In XKCD #936: Short complex password, or long dictionary passphrase? Jeff claimed that password cracking with "dictionary words separated by spaces", or "a complete sentence with punctuation", or "leet-speak numb3r substitution" is "highly unlikely in practice".
However, there are certainly John-the-Ripper rulesets that perform l33t-speak substitutions and "pre/append punctuation or 1-4 digits (some are even included in the default set, and more are discussed e.g. at https://www.owasp.org/images/a/af/2011-Supercharged-Slides-Redman-OWASP-Feb.pdf, which talks about cracking ~50K "corporate" passwords using such techniques; http://contest-2010.korelogic.com/rules.html has some of the specific JtR rules used), and I can't see any reason why an attacker wouldn't use them.
Jeff used rumkin.com in part to justify his claim that Tr0ub4dor&3 is in practice as secure as a 4-word-from-2K-wordlist passphrase. But rumkin.com doesn't seem to take into account l33t-speak substitutions in determining the entropy.
So my question is: Are there any password strength checkers which take account of the limited entropy added by l33t-speak and similar substitutions and concatentations?
Ideally the rating would closely correspond with the amount of time that an actual attacker (using "state of the art" techniques, not just character-by-character brute-forcing) would take to find the password. Those techniques would include l33t-speak transformations, common passwords, wordlists, etc.
Open-source non-web-based preferred, for obvious reasons.
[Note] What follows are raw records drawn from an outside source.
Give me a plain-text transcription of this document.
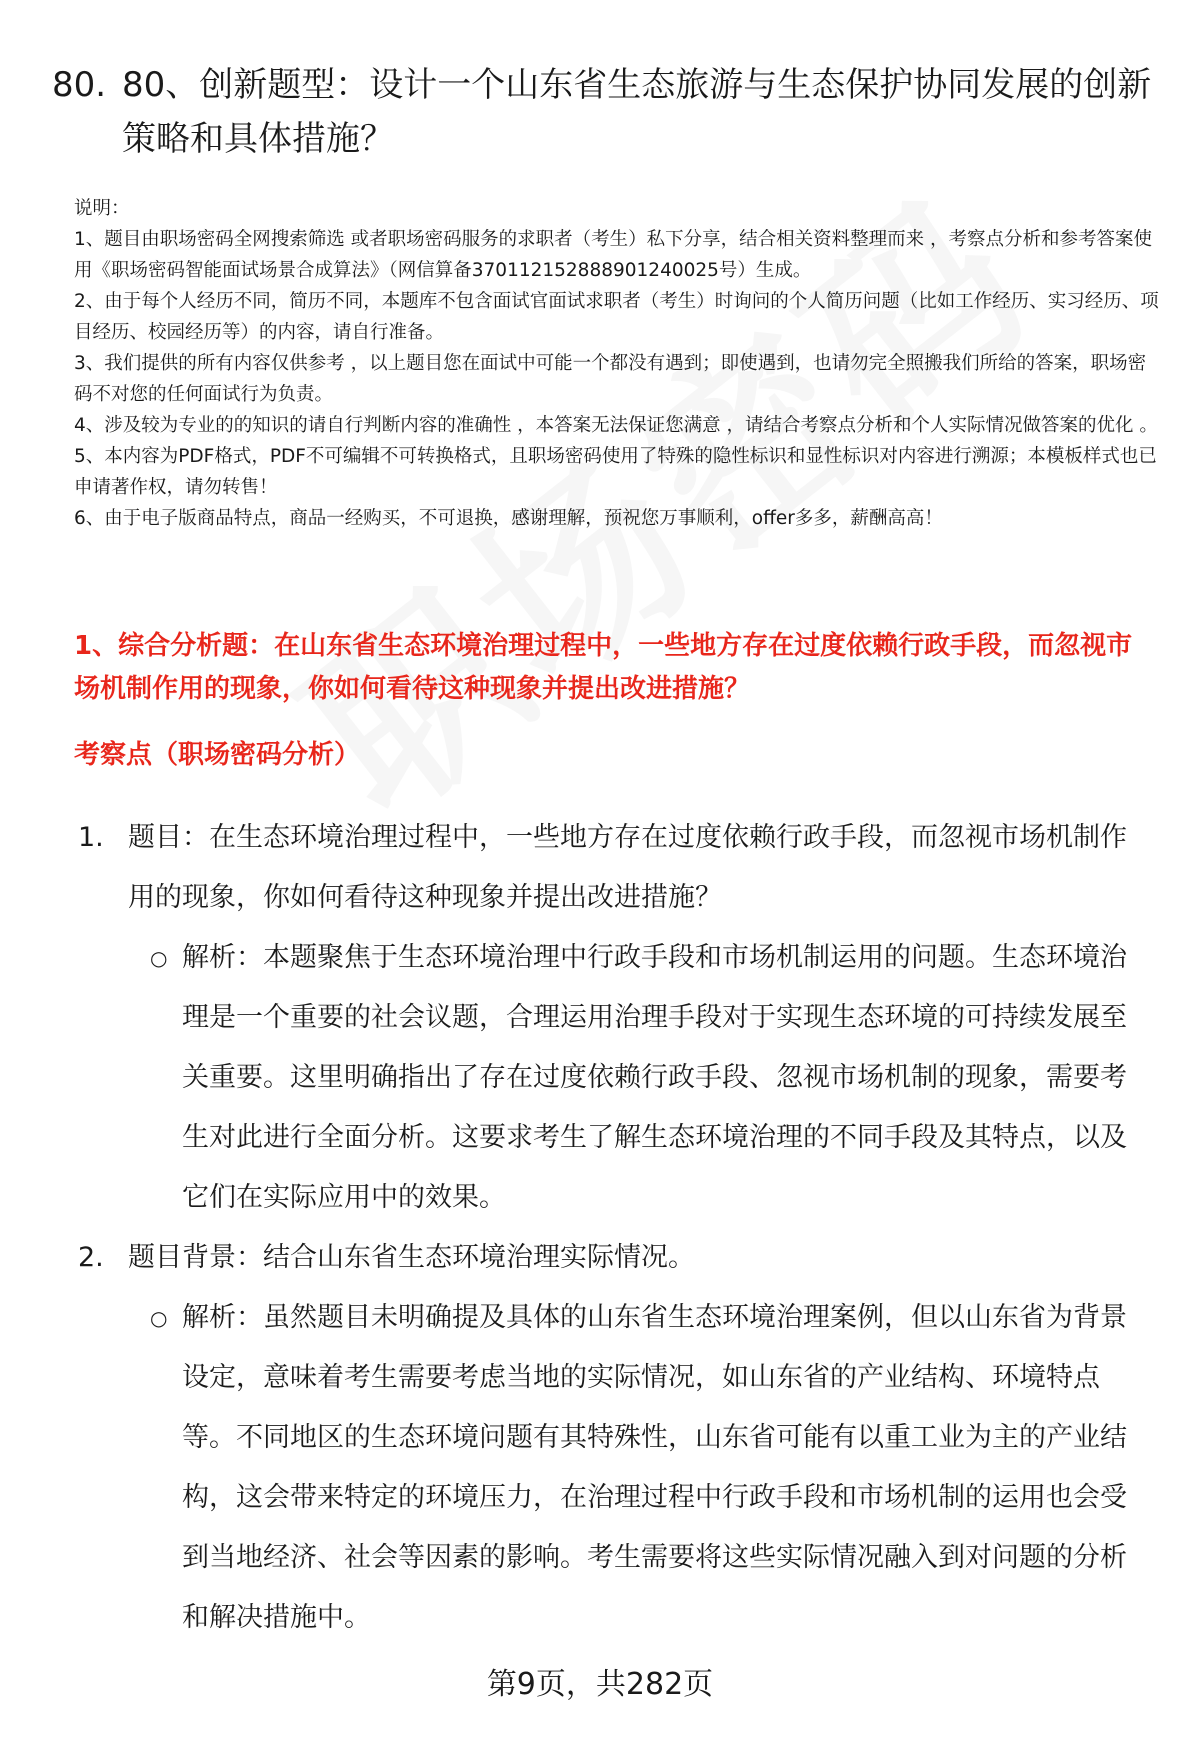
80. 80、创新题型：设计一个山东省生态旅游与生态保护协同发展的创新策略和具体措施？
说明：
1、题目由职场密码全网搜索筛选 或者职场密码服务的求职者（考生）私下分享，结合相关资料整理而来 ，考察点分析和参考答案使用《职场密码智能面试场景合成算法》（网信算备370112152888901240025号）生成。
2、由于每个人经历不同，简历不同，本题库不包含面试官面试求职者（考生）时询问的个人简历问题（比如工作经历、实习经历、项目经历、校园经历等）的内容，请自行准备。
3、我们提供的所有内容仅供参考 ，以上题目您在面试中可能一个都没有遇到；即使遇到，也请勿完全照搬我们所给的答案，职场密码不对您的任何面试行为负责。
4、涉及较为专业的的知识的请自行判断内容的准确性 ，本答案无法保证您满意 ，请结合考察点分析和个人实际情况做答案的优化 。
5、本内容为PDF格式，PDF不可编辑不可转换格式，且职场密码使用了特殊的隐性标识和显性标识对内容进行溯源；本模板样式也已申请著作权，请勿转售！
6、由于电子版商品特点，商品一经购买，不可退换，感谢理解，预祝您万事顺利，offer多多，薪酬高高！
1、综合分析题：在山东省生态环境治理过程中，一些地方存在过度依赖行政手段，而忽视市场机制作用的现象，你如何看待这种现象并提出改进措施？
考察点（职场密码分析）
1. 题目：在生态环境治理过程中，一些地方存在过度依赖行政手段，而忽视市场机制作用的现象，你如何看待这种现象并提出改进措施？
○ 解析：本题聚焦于生态环境治理中行政手段和市场机制运用的问题。生态环境治理是一个重要的社会议题，合理运用治理手段对于实现生态环境的可持续发展至关重要。这里明确指出了存在过度依赖行政手段、忽视市场机制的现象，需要考生对此进行全面分析。这要求考生了解生态环境治理的不同手段及其特点，以及它们在实际应用中的效果。
2. 题目背景：结合山东省生态环境治理实际情况。
○ 解析：虽然题目未明确提及具体的山东省生态环境治理案例，但以山东省为背景设定，意味着考生需要考虑当地的实际情况，如山东省的产业结构、环境特点等。不同地区的生态环境问题有其特殊性，山东省可能有以重工业为主的产业结构，这会带来特定的环境压力，在治理过程中行政手段和市场机制的运用也会受到当地经济、社会等因素的影响。考生需要将这些实际情况融入到对问题的分析和解决措施中。
第9页，共282页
While a good password generation algorithm (by definition) is secure even when the attacker has seen other passwords produced by the same algorithm, the idea is to point naive users at this checker, and the whole point is that their passwords are unlikely to have been generated via a sound algorithm.
Extra points if it learns from passwords submitted to it... unless it then automatically breaks into the users' paypal accounts and uses the money to fund Skynet...